Your POEM however is marvelous. And I got that the dots were the ants. You got tiny curmudgeon invaders tonights?
Every time I go to the kitchen - new, soon dead, friends. sigh.
Cinnamon. They can't cross it, and it makes the kitchen smell great.
Perfect! Autumny scent and weird sort of voodoo to boot.
Wonderful. And the comments are grand also. This is why I love OS.
Rated.
I have Neruda in the bathroom...in the bedroom, next to my bed...I love him always. But I guess, without making it gross, that I make sure any guest in my home has something to read in the bathroom, and I make sure it is poetry!
Perhaps a cinnamon OS anthology should be considered? For guests and ants and bathroom reading.
Darkness and futility, then distilling conversation, research, praise and love of poetry. What connections you do start with your words. What a start to Monday here.
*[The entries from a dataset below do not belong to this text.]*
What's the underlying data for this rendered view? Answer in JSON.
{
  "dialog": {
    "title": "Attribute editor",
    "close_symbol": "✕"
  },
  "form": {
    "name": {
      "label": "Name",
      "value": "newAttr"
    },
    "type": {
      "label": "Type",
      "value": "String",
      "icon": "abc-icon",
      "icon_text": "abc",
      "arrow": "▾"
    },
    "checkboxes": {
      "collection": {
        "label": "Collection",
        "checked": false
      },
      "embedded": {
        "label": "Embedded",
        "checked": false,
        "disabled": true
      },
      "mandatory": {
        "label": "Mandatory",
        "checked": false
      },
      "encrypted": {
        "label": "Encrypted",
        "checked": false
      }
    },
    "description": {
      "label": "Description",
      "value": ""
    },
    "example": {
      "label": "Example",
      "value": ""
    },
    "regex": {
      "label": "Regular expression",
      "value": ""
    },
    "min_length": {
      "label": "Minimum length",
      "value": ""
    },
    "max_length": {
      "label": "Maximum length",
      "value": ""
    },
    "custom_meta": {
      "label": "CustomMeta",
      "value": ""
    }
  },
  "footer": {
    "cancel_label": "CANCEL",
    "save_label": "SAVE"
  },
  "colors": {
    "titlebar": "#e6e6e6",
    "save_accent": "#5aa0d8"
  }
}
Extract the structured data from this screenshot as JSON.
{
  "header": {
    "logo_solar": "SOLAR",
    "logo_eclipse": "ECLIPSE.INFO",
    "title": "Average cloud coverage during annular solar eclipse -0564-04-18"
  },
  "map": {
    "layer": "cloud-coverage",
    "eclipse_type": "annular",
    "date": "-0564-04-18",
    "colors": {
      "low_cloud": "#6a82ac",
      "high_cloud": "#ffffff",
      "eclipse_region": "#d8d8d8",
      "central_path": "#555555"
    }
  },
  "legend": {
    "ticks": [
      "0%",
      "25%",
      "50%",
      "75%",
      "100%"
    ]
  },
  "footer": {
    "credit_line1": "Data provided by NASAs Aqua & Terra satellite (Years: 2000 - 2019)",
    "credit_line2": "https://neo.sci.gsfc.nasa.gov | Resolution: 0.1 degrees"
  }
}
Grateful for the cinnamon from Bard.
Now I'll be sprinkling cinnamon all all around the perimeter of my kitchen.

And--please--make it not stop.
Interesting, as Neruda translations always give me pause, because I don't read Spanish and they always seem so different than one another, I want to read what he wrote always.
Wow . . . this is really amazing. I need to read some Neruda - original and translated, 'cuz my Spanish is so rusty.